Nuestro listado de grandes actores económicos es una letanía de apellidos vinosos criados en un puñado de colegios. Y hombres, por supuesto. En el año del feminismo, ¿cuántas presidentas de directorio hay en las empresas del IPSA? Ninguna. ¿Cuántas gerentas generales? Ninguna. ¿Cuántas gerentas comerciales? Ninguna. El 100% de esos puestos claves son ocupados por hombres. Y cuando todo se reduce a un círculo tan restringido, no es necesario salir a la intemperie a competir; basta quedarse en la cama tibia.
Esa cultura se nutre de la estructura económica. «Hay una relación entre lo que producimos y el tipo de sociedad que somos», dice el economista Óscar Landerretche. Una economía dependiente de los recursos naturales engendra una sociedad rentista, en que el poder depende del acceso a esos recursos. Y eso se logra con redes de influencia y captura del Estado, antes que con innovación. Así fue como Corpesca se apoderó de los peces, y como SQM se hizo con el litio. Citando de nuevo a Velasco: «cuando se gana mucha plata con las rentas derivadas de los recursos naturales, hay mucha gente que dice 'para qué innovar, diversificar y arriesgar'».
Se ha contado muchas veces cómo Finlandia dio el salto de la extracción a la innovación, y logró que Nokia pasara de vender celulosa a ser la mayor fabricante de teléfonos celulares del mundo, responsable del 21% de las exportaciones del país. Pero lo más interesante es lo que pasó después, cuando Nokia se desplomó súbitamente, derrotada por el iPhone y Android. 74 mil empleados fueron despedidos, y la economía finesa se hundió en la recesión.
Pudo ser una debacle para Finlandia, como hace un siglo lo fue el fin del salitre para Chile. En cambio, fue una nueva oportunidad. En el país con la mejor educación del mundo, y el cuarto con mayor inversión en investigación y desarrollo, esos cesantes ilustrados se pusieron manos a la obra. El Estado ya destinaba 550 millones de euros anuales a financiar pequeños innovadores, y construyó la mayor incubadora de negocios del norte de Europa en Helsinki. Hoy, en vez de un solo gigante, Finlandia tiene un ejército de startups, muchas de ellas fundadas por los antiguos ingenieros y programadores de Nokia, que lideran áreas como la geolocalización, la realidad virtual y los videojuegos, y de las que han nacido éxitos globales como Angry Birds o Clash of Clans. Todo, en un país con menos habitantes que Santiago.

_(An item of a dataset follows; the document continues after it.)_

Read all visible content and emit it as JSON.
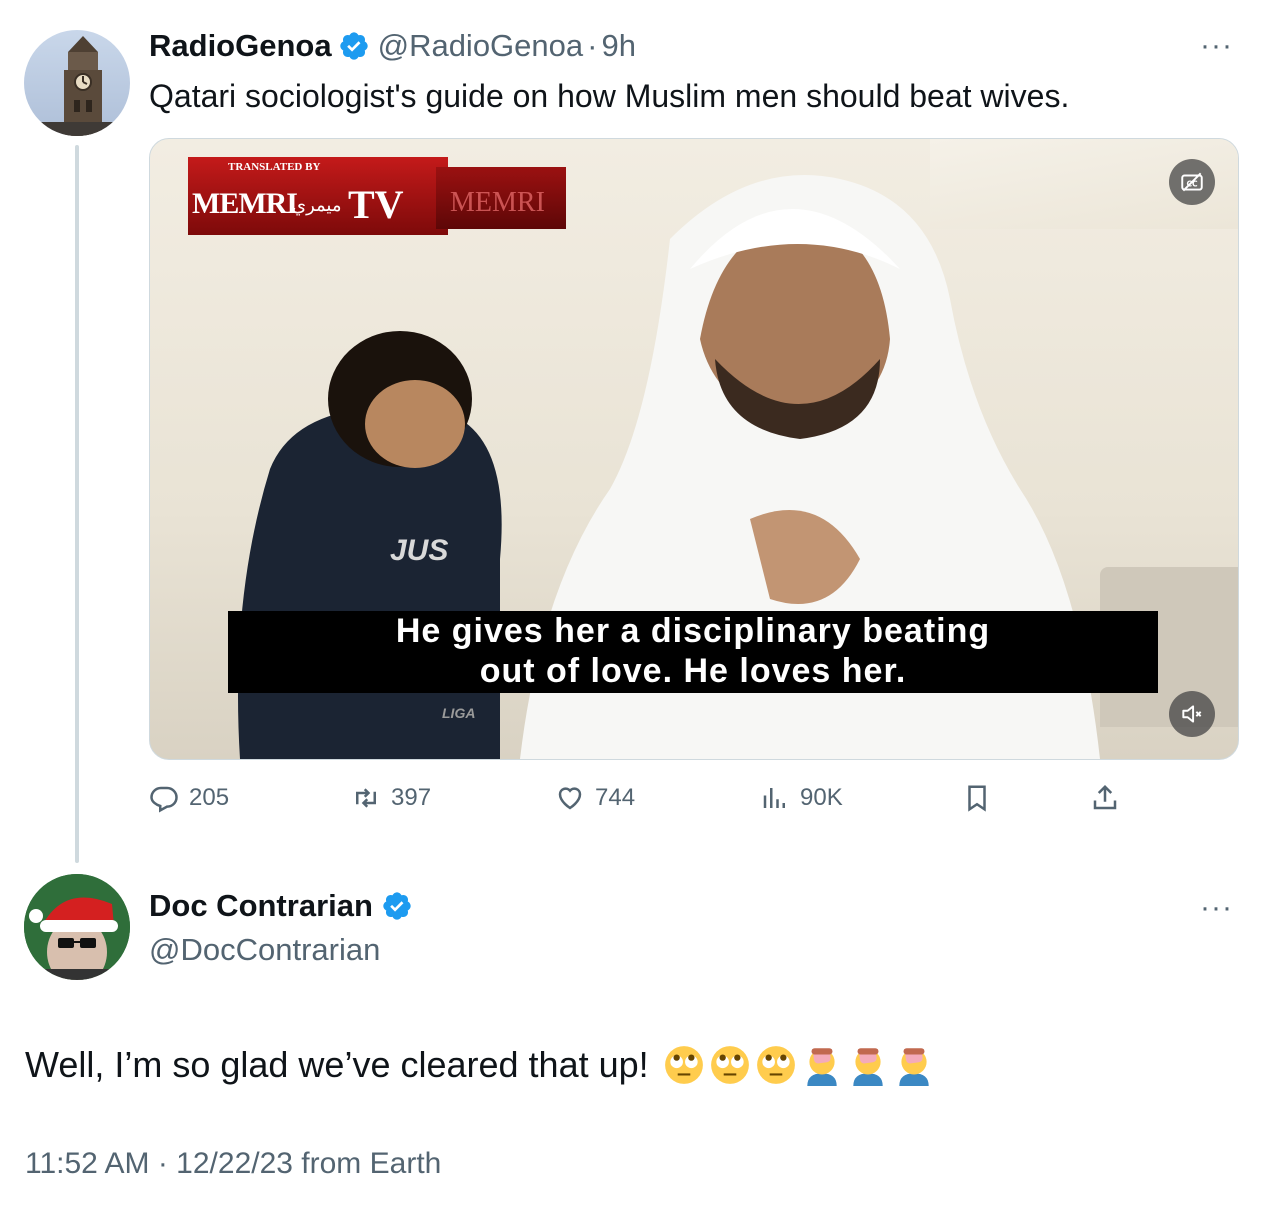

La resistencia a ese cambio puede ser feroz. Como somos lo que producimos, el giro de extracción a innovación no es un cambio inocente. Es una amenaza directa a los poderes establecidos, cuyas habilidades (las redes, los contactos, la posición dominante) pasan a valer menos que la creatividad y el talento.
En 2005, el ex presidente de la Sofofa Felipe Lamarca resumió nuestro problema en una frase inolvidable: «Chile no va a cambiar mientras las élites no suelten la teta». Han pasado 13 años, y no son muchos los que la hayan soltado para salir de la cama tibia e intentar cazar gatos escurridizos.